Forty three years ago we landed on a new world, and we blew it. We had it, and we dropped it.

I would just ask you for one moment to imagine what today would be like if we had built on that landing by creating a permanent and growing community there and moved on to Mars. What would it be like to be an American schoolkid today (or a kid anywhere on Earth for that matter) if you could look up at the lights of cities on the moon and see reports on your cell phone of our expanding presence on Mars?

What might the campaign season be like if the trending topics in today's news were how the mining of platinum from asteroids was affecting the price of cell chips, or the cost of power being beamed from solar plants in space competing with carbon fuels, the unionization of orbital workers or the end of Parkinson's disease due to new micro gravity research breakthroughs?

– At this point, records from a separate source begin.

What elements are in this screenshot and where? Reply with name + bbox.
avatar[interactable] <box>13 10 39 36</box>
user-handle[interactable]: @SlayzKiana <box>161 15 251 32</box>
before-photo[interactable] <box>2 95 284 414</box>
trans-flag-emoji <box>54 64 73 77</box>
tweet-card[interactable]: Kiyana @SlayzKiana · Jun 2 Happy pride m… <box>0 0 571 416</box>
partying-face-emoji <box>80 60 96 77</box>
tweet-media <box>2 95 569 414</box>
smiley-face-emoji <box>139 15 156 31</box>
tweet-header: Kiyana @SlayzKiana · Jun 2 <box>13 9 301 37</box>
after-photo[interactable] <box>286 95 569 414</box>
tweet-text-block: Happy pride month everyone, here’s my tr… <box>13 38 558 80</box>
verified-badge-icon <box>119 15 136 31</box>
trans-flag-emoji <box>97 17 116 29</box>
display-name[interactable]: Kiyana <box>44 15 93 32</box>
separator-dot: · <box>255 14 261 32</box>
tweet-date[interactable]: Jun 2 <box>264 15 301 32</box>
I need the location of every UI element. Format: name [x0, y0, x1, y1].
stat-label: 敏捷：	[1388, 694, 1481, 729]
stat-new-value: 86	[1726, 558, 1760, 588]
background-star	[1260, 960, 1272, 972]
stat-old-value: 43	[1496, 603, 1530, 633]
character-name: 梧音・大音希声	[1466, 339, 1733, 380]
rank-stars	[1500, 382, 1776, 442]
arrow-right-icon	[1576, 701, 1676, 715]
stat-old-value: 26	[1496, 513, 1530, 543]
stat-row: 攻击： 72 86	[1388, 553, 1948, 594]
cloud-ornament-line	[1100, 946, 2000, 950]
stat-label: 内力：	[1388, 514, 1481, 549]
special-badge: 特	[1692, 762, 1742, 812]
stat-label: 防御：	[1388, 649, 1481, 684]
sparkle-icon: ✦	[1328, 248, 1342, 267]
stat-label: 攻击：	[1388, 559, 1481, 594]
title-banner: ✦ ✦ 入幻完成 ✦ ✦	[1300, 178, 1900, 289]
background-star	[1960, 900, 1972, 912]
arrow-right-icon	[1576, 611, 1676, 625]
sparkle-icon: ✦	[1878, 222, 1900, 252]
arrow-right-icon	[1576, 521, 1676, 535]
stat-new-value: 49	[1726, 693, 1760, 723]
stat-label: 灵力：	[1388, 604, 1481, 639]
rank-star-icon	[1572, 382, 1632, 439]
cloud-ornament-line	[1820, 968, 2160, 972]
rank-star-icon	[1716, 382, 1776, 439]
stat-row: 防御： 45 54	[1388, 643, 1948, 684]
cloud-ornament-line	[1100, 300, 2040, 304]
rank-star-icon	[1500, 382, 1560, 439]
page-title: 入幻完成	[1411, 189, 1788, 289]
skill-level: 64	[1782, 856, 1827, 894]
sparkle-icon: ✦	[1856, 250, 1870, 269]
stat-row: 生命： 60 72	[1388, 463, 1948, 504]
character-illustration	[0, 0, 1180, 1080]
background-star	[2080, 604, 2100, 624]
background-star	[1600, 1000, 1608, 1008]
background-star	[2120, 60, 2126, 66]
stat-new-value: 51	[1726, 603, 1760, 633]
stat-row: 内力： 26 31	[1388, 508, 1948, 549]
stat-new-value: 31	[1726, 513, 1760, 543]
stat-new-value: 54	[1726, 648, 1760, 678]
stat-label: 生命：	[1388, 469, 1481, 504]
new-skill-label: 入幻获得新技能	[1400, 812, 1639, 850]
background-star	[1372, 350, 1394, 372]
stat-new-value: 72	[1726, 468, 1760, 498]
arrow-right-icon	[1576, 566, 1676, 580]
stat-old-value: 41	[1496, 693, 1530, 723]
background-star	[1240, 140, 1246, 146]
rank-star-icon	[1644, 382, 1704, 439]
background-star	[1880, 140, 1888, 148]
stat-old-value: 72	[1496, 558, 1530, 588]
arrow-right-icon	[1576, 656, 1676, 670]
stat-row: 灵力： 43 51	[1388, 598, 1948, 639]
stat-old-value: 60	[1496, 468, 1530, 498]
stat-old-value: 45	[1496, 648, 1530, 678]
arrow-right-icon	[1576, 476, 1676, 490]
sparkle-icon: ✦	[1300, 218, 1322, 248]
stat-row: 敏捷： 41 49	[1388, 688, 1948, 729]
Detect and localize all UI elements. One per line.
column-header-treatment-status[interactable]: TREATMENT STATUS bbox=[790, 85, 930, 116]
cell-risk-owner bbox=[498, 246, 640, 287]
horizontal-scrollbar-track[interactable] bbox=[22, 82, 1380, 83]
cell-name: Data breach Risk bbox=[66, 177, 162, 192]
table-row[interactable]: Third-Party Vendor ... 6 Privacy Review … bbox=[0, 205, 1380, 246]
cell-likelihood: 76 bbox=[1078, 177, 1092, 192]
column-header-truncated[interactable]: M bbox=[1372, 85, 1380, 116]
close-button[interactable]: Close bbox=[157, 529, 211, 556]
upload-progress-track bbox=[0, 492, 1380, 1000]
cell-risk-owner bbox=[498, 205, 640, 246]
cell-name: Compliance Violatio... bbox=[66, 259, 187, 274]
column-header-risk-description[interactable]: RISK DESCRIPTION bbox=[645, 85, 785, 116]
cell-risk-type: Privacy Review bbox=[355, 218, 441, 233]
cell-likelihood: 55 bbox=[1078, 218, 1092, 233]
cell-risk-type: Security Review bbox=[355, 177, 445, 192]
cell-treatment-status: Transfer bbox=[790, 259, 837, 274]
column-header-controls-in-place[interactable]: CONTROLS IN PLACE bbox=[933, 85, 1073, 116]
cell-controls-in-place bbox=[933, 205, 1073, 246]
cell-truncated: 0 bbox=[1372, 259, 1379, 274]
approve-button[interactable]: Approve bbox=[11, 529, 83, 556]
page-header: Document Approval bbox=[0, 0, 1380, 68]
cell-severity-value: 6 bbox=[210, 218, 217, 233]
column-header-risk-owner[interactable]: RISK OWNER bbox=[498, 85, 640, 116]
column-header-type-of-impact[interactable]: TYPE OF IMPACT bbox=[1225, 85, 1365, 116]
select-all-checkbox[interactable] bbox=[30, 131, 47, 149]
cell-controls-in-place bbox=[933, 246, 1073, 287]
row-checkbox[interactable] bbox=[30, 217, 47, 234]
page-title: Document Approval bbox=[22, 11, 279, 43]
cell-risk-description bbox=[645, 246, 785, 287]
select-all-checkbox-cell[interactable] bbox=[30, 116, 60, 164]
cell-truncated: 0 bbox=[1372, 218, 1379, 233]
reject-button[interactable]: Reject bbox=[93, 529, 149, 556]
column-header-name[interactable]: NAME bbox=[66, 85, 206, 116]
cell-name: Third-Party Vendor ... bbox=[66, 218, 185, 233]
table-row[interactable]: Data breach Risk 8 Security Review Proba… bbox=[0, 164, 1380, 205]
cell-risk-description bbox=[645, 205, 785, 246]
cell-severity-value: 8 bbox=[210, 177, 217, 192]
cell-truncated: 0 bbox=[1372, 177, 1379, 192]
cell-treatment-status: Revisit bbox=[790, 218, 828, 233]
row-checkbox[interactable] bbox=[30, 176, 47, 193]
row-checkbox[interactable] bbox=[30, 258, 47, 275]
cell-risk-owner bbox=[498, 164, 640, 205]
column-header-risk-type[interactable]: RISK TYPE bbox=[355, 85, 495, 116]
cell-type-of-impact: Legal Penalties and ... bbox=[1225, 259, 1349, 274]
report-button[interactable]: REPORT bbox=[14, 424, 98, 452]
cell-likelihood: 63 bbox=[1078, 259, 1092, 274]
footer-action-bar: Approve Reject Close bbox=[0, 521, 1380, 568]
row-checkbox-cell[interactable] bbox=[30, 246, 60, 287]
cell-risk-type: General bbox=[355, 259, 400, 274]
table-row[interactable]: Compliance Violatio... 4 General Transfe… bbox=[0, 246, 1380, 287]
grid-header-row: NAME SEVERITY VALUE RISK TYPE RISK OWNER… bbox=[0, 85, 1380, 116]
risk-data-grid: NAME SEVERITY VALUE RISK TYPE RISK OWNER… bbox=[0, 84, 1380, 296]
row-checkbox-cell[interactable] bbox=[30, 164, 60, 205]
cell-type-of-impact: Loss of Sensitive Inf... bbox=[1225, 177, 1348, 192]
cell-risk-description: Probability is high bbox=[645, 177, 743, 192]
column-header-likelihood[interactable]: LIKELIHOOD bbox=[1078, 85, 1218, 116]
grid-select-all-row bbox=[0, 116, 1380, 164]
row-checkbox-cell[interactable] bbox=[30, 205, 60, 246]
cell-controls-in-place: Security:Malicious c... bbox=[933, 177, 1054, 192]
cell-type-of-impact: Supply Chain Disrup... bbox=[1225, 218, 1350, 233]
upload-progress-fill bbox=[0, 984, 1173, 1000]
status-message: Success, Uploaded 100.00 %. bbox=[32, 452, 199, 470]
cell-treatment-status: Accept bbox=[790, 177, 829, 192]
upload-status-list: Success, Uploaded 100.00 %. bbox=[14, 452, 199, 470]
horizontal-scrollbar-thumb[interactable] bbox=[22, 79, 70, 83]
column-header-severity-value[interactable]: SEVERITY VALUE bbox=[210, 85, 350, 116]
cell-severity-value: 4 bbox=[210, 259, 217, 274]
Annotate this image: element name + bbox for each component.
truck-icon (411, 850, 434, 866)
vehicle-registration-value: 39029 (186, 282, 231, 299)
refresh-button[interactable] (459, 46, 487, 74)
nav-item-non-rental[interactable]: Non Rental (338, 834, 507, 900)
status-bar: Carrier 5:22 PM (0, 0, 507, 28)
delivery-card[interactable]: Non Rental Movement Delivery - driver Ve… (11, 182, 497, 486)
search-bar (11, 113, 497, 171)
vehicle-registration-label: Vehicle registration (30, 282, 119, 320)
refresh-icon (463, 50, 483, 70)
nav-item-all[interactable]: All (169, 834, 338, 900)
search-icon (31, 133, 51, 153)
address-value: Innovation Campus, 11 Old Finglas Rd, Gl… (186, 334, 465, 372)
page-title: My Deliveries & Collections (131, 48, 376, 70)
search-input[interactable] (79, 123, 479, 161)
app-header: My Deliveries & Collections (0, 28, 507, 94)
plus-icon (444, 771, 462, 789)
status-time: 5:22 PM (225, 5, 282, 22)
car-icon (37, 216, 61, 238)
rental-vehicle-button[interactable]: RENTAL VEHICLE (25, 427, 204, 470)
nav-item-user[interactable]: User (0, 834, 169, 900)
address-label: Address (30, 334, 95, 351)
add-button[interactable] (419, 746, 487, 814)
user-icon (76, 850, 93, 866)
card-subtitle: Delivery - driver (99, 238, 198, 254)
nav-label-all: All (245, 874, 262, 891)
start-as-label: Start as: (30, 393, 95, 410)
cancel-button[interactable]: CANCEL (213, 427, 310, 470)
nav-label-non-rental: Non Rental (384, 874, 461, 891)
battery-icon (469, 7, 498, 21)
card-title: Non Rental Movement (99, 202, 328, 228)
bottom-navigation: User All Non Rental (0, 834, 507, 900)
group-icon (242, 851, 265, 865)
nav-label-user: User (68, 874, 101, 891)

We need our reach to exceed our grasp. We need a generation that says "If we can put a city on the moon why can't we..." as it calls us forth to do better in all things. Big ideas? Hell, we don't have enough of them. And to ridicule those you are simply too timid or short-sighted to embrace, at a time when you need them so badly is ludicrous.

Sanity is a relative thing, and saying we will at last do what we should have done long ago and do it based on empowering the people to do what they do best and by doing so calling out the best in us is actually one of the few sane things to have been said in this campaign. Crazy may not be the one who says the sun is the center of the solar system, the Earth is round and someday people might fly. It may be those who laugh at such words whose minds are lost.